Part of the reason regulation is so hard to lock down is "the very nature of technologies like generative AI," said Wasim Khaled, CEO and co-founder of Blackbird.AI. When things do go wrong, facilitated by AI, it's also hard to assign blame, making regulation and accountability even trickier.

Khaled added: "For example, if an AI system causes harm, who’s at fault? Is it the creators? The operators? The training data sources? The system itself? The consequences of getting it wrong have never been higher.”

John Winner, CEO of Kizen, also weighed in, saying that the hearing was an important first step, albeit a very early one.

"There are still a lot of open questions on how we ensure AI is used to advance humanity and benefit everyone," he said. "With how fast AI is moving, it's great to see the involvement and commitment from leading companies and the US government to ensure this is used properly."

OpenAI CEO Sam Altman speaks before a Senate Judiciary Subcommittee on Privacy, Technology and the Law hearing on artificial intelligence, Tuesday, May 16, 2023, on Capitol Hill in Washington. (AP Photo/Patrick Semansky)
New models needed? OpenAI CEO Sam Altman speaks before a Senate Judiciary Subcommittee on Privacy, Technology and the Law hearing on artificial intelligence, Tuesday, May 16. (AP Photo/Patrick Semansky) (ASSOCIATED PRESS)

'You can create ten new agencies'

The idea of an AI-specific agency received a lot of air time. But it also posed more questions and few answers. For example, IBM's Montgomery initially received pushback from Senators for her concerns that efforts to build an agency could take too long and be limited in its ability to regulate the new age of AI. One reason: a lack of proper funding and other resources, a point that some lawmakers came to her defense on.

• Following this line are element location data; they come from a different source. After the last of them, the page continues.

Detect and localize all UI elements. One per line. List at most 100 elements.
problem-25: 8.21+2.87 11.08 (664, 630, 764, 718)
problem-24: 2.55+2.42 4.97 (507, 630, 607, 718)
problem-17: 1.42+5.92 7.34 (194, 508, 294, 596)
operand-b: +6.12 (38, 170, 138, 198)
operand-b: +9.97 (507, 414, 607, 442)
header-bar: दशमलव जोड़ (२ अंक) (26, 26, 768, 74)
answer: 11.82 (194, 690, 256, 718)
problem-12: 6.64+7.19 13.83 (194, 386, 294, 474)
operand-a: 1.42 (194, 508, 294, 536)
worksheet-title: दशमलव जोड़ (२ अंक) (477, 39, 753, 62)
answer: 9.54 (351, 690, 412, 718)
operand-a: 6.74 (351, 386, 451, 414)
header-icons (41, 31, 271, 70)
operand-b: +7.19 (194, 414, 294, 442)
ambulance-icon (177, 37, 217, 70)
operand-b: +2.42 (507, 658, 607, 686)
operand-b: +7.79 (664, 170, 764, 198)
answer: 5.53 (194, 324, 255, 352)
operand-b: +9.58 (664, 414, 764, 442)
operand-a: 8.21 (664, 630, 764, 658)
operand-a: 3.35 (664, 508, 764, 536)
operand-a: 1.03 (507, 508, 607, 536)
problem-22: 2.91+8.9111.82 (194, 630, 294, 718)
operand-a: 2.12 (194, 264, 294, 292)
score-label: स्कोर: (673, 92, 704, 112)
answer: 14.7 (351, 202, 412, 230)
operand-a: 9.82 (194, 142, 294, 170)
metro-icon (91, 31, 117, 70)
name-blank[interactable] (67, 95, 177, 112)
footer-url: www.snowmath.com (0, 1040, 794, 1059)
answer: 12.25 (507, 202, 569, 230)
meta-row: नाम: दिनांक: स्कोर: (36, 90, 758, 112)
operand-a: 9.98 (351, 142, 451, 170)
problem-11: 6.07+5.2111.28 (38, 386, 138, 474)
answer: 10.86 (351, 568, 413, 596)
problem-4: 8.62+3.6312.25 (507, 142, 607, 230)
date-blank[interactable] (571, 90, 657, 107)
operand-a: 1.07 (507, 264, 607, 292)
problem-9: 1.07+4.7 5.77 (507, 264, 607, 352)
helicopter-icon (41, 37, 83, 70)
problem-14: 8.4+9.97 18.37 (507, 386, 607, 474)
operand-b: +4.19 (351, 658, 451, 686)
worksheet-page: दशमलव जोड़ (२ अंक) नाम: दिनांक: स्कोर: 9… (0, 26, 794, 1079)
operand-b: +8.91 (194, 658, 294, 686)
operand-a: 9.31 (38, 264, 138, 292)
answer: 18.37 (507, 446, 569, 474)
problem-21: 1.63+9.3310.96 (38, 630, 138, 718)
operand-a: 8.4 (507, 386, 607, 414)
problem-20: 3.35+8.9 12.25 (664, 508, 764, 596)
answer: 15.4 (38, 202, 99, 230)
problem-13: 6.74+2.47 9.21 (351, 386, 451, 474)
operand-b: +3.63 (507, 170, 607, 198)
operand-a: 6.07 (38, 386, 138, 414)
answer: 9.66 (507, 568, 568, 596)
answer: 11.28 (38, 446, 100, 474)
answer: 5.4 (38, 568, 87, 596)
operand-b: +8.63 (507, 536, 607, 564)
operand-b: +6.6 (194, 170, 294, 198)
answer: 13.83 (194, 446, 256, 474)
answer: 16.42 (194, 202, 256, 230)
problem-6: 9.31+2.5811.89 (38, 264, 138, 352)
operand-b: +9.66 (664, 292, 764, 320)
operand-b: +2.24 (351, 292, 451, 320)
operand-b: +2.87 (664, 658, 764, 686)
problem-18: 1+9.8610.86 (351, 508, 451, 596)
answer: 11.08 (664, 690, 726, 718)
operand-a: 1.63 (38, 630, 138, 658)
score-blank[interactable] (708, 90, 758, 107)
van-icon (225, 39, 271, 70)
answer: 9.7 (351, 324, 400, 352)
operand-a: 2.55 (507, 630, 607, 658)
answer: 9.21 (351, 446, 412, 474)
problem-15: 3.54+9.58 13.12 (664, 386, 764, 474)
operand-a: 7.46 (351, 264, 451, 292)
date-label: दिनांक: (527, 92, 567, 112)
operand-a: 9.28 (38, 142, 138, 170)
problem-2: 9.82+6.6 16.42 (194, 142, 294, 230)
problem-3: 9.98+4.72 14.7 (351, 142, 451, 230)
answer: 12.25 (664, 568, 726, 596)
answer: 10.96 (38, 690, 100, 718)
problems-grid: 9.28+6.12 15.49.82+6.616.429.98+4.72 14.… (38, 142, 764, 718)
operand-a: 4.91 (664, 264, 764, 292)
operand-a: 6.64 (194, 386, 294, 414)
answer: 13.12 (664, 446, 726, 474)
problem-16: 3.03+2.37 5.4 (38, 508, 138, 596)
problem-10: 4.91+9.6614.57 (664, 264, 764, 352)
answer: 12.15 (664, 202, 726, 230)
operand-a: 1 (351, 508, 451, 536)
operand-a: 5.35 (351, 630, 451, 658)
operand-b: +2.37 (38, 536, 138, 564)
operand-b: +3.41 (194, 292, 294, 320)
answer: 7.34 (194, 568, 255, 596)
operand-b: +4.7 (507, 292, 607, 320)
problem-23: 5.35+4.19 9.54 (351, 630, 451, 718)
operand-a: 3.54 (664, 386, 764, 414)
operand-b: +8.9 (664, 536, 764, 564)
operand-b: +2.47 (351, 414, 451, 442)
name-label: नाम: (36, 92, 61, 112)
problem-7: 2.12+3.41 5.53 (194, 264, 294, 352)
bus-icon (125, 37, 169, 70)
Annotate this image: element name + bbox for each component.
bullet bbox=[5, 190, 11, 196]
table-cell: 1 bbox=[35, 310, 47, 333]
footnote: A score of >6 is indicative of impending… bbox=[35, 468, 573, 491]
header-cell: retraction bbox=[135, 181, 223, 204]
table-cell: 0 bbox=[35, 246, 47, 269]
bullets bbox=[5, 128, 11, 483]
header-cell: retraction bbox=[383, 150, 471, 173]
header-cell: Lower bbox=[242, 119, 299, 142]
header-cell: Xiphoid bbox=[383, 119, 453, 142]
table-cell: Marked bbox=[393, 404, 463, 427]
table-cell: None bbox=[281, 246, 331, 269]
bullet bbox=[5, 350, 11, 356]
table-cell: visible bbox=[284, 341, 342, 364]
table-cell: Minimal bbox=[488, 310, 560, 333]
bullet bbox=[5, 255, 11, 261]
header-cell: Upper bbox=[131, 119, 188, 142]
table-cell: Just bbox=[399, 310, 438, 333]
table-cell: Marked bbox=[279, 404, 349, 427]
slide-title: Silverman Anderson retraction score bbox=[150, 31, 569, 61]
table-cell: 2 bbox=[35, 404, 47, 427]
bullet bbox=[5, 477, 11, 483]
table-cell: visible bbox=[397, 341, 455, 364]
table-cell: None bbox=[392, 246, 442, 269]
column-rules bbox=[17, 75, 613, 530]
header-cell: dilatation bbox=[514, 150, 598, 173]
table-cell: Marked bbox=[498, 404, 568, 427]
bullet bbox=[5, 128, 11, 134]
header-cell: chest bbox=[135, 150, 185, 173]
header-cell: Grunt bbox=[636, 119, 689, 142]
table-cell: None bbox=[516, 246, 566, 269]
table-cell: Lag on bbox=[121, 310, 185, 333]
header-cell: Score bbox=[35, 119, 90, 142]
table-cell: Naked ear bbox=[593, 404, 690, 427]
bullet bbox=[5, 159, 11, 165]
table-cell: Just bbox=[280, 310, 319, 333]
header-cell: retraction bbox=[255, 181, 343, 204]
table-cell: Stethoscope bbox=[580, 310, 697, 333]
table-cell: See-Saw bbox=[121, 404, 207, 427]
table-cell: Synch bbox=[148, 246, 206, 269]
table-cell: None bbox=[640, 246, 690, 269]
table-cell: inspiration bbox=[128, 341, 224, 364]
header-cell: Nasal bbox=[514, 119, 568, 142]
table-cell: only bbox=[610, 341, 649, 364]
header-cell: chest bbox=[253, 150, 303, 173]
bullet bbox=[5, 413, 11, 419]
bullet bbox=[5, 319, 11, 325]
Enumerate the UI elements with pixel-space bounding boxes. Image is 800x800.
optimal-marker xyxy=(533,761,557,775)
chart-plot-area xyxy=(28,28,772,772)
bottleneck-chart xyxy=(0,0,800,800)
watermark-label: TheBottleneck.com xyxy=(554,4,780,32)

"Most of my career has been in enforcement and, I'm telling you, you can create ten new agencies, but if you don't give them the resources – I'm not just talking about dollars, I'm talking about scientific expertise –you guys will run circles around us," said Senator Richard Blumenthal (D-Conn.), who convened the hearing. "It isn't just the [AI models] that will run circles around [those agencies], but it's the scientists in your company. For every success story in government regulation, you can think of five failures."

Still, the government is going to need to do something – and NYU's Marcus noted that there are certain types of AI usage that are more important to regulate than others, like those in the medical world.

"We have systems that hallucinate things, and they're going to hallucinate medical advice," Marcus told the Senators. "Some of the advice they'll give us is good, some of it bad. We need really tight regulation around that, the same with psychiatric advice – people are using these things as kinds of ersatz therapists. I think we need to be very concerned about that."

But, the challenge for lawmakers is this: "How?"